The implementation of ZFS receive centers around three functions: dmu_recv_begin, dmu_recv_stream, and dmu_recv_end. dmu_recv_begin performs setup for receiving the stream’s records based on the information contained in the BEGIN record. This includes either creating a new ZFS dataset for the operations in the stream to be applied to, or creating a clone of an existing filessytem to apply those operations to (in the case of an incremental receive). This work is performed inside a DSL sync task.
dmu_recv_stream performs the processing of the FREE, FREEOBJECTS, OBJECT, etc records that follow the BEGIN record. Using restore_read to read individual records, dmu_recv_stream loops until it reaches the END record or an error occurs. For each type of record it calls a different method which executes the operations on the dataset that receive has been provided.
|Record Type||Method Called|
|Anything else||Exit with EINVAL|
We won’t go into detail on each of these functions, but it is useful to consider at least one so let’s take a look at restore_write.

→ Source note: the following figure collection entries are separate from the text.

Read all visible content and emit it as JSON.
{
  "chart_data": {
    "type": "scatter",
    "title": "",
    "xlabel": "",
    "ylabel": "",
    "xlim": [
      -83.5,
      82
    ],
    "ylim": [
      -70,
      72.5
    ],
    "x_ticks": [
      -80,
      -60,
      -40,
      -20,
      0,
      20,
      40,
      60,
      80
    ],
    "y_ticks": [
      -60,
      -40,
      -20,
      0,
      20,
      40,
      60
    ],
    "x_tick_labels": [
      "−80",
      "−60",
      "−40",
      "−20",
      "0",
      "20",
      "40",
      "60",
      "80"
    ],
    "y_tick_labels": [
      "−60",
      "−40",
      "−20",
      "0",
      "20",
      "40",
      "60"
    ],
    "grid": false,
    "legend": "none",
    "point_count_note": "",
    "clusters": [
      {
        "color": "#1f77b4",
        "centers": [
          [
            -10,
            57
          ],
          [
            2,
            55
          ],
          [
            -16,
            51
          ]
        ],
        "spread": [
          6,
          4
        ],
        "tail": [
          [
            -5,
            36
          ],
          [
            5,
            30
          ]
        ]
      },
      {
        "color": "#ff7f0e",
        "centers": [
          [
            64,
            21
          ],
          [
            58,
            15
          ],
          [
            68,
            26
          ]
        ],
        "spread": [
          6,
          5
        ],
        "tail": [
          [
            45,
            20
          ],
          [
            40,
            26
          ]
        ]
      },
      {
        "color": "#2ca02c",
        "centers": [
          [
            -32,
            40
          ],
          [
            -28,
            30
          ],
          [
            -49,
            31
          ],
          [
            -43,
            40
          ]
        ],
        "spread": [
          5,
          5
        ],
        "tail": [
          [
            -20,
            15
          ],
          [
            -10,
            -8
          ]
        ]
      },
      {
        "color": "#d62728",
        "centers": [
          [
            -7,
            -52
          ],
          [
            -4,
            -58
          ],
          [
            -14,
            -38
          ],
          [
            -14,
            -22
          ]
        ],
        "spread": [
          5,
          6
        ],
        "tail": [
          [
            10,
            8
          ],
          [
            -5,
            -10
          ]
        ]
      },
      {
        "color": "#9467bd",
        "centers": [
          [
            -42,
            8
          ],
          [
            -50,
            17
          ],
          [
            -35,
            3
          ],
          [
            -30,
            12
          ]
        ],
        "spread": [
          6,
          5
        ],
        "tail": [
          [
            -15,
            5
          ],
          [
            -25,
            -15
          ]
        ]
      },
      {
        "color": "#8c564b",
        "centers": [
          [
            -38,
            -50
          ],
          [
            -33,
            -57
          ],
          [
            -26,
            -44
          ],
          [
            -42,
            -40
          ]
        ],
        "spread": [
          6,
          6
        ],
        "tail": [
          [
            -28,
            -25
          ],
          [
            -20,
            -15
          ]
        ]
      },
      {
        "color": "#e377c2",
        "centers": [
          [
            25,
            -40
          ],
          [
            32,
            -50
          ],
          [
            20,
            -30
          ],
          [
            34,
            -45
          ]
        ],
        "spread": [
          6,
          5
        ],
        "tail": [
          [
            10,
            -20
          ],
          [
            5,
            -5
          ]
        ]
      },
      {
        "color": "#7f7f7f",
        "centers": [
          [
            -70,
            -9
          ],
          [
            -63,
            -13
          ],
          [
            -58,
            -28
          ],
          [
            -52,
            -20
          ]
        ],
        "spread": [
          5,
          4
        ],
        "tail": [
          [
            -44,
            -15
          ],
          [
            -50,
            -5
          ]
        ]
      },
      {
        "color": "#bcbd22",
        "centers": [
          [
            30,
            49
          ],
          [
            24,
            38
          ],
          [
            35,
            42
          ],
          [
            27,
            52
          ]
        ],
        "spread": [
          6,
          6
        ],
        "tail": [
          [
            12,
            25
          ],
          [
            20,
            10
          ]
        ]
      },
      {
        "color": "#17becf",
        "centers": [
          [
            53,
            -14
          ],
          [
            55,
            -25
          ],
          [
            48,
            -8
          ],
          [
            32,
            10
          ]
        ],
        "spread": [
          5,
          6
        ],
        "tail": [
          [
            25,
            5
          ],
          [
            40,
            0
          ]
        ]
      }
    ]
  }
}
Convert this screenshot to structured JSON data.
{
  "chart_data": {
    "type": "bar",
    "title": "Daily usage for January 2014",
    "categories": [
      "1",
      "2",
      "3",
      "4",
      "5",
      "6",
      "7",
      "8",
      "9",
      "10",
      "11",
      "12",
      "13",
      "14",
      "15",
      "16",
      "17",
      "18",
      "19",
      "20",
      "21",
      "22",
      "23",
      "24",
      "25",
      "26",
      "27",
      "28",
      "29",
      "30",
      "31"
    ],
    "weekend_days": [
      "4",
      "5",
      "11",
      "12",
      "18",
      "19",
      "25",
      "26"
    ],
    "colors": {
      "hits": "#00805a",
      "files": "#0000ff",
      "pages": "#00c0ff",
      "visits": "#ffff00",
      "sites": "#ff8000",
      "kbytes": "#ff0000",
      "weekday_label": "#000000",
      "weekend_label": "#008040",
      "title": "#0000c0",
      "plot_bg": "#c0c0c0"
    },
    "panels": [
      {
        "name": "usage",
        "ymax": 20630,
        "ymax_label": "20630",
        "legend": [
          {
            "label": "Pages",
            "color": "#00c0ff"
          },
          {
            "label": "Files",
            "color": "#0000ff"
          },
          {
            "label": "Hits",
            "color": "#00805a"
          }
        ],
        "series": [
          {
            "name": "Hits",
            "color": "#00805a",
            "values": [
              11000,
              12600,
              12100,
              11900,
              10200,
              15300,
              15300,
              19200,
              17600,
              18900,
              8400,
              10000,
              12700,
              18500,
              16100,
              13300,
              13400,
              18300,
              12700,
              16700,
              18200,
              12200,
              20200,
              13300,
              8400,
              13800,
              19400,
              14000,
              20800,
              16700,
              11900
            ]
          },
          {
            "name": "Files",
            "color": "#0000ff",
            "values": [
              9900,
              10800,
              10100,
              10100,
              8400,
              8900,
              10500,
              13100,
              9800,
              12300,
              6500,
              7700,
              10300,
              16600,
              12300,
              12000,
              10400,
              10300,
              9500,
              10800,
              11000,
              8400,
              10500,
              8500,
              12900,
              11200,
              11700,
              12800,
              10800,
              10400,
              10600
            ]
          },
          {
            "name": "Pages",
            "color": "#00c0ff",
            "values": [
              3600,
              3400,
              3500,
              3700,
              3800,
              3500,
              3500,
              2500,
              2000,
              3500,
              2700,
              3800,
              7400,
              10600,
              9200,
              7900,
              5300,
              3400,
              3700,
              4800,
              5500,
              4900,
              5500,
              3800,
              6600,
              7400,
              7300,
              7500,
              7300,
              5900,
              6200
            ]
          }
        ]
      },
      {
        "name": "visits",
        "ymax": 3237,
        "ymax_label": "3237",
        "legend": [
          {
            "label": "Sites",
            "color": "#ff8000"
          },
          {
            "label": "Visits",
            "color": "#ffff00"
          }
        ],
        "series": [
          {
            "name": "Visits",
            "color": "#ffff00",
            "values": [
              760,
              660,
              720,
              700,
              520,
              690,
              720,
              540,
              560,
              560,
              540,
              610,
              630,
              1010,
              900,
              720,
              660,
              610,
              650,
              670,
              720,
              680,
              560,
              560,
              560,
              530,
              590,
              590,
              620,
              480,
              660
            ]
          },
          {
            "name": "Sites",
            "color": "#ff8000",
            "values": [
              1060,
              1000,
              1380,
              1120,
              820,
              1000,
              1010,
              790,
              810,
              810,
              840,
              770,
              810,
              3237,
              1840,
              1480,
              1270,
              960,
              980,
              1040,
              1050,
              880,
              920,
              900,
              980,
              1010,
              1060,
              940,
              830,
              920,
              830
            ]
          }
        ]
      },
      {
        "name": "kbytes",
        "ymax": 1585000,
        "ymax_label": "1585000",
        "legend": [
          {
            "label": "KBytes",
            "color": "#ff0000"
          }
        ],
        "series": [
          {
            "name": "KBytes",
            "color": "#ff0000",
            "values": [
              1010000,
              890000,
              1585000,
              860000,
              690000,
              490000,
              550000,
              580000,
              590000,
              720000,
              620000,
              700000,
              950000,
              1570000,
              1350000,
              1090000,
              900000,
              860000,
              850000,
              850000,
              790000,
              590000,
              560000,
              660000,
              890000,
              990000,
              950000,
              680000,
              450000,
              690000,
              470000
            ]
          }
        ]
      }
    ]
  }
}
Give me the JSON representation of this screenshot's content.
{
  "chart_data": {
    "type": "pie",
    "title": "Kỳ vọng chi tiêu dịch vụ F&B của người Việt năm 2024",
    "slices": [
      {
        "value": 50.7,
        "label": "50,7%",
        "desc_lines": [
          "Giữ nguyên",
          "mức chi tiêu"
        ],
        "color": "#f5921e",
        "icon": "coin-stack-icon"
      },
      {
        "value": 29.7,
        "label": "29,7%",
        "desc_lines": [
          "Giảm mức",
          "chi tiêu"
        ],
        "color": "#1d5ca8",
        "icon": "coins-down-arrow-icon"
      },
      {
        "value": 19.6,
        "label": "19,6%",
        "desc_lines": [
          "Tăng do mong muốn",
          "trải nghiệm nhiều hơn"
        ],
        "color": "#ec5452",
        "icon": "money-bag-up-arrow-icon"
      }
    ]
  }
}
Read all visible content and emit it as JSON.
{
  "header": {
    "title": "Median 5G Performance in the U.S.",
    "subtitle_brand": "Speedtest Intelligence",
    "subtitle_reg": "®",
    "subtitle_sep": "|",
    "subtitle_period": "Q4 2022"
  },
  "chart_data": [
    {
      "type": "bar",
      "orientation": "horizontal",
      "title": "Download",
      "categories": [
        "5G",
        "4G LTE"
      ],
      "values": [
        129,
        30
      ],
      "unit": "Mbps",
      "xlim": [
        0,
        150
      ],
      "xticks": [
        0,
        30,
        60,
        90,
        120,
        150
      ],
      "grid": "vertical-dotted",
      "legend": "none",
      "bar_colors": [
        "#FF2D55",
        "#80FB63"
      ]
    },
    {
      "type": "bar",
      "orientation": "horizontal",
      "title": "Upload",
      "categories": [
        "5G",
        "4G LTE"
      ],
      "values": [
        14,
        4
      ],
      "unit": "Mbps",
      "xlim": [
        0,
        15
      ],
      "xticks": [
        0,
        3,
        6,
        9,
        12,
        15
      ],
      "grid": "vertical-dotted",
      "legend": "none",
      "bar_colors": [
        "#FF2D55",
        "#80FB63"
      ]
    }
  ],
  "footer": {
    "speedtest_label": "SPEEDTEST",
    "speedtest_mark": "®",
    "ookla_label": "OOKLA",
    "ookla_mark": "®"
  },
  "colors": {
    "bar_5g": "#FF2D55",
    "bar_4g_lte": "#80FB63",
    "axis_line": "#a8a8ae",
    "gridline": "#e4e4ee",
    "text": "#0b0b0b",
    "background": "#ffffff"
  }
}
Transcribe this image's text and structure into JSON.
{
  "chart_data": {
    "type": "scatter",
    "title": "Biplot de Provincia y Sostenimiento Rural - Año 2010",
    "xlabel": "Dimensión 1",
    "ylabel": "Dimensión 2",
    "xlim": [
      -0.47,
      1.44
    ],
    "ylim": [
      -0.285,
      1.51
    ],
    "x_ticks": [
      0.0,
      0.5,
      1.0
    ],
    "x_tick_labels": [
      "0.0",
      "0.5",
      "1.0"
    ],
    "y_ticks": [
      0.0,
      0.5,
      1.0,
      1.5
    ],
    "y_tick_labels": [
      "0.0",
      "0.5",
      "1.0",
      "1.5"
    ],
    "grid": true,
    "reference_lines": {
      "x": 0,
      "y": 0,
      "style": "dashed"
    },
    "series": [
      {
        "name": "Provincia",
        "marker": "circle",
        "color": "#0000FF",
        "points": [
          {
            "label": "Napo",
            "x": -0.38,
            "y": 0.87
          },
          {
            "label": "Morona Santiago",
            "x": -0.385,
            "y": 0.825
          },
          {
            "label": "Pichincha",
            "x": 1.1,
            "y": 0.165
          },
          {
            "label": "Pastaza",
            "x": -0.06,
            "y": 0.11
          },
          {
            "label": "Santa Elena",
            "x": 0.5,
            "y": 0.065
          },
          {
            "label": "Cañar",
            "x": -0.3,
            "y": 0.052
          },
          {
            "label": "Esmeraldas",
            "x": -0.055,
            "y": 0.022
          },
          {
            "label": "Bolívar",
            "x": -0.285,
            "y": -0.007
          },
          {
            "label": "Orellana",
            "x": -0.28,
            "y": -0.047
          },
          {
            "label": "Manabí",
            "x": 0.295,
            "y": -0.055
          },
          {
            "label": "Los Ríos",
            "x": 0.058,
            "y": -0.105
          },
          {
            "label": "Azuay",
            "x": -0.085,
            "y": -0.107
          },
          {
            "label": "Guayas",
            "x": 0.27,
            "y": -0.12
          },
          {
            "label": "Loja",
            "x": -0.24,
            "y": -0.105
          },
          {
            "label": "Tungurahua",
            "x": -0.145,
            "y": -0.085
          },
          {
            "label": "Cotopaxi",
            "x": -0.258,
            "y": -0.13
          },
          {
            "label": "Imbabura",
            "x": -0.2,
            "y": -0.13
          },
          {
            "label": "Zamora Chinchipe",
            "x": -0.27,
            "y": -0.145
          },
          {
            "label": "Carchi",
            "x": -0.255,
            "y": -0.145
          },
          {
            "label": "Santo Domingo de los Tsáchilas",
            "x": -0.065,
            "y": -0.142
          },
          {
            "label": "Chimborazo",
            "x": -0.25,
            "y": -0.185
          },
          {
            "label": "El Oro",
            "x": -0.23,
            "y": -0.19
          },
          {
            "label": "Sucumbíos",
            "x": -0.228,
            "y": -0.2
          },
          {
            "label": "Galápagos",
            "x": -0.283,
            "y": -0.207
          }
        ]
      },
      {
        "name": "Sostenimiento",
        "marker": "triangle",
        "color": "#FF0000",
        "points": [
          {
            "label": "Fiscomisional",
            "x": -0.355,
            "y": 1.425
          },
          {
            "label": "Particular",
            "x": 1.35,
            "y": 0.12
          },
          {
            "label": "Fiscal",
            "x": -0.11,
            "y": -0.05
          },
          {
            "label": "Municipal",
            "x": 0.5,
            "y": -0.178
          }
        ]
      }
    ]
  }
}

restore_write first retrieves the actual modified data block from the send stream using restore_read. It then creates a transaction, assigns that transaction to the current TXG_WAIT transaction group, and associates a write to the specified object at the specified offset and length with that new transaction. Finally, it commits that transaction.
dmu_recv_end then performs cleanup of the transformed dataset following successful completion of dmu_recv_stream. Like dmu_recv_begin, dmu_recv_end performs its work inside of a sync task.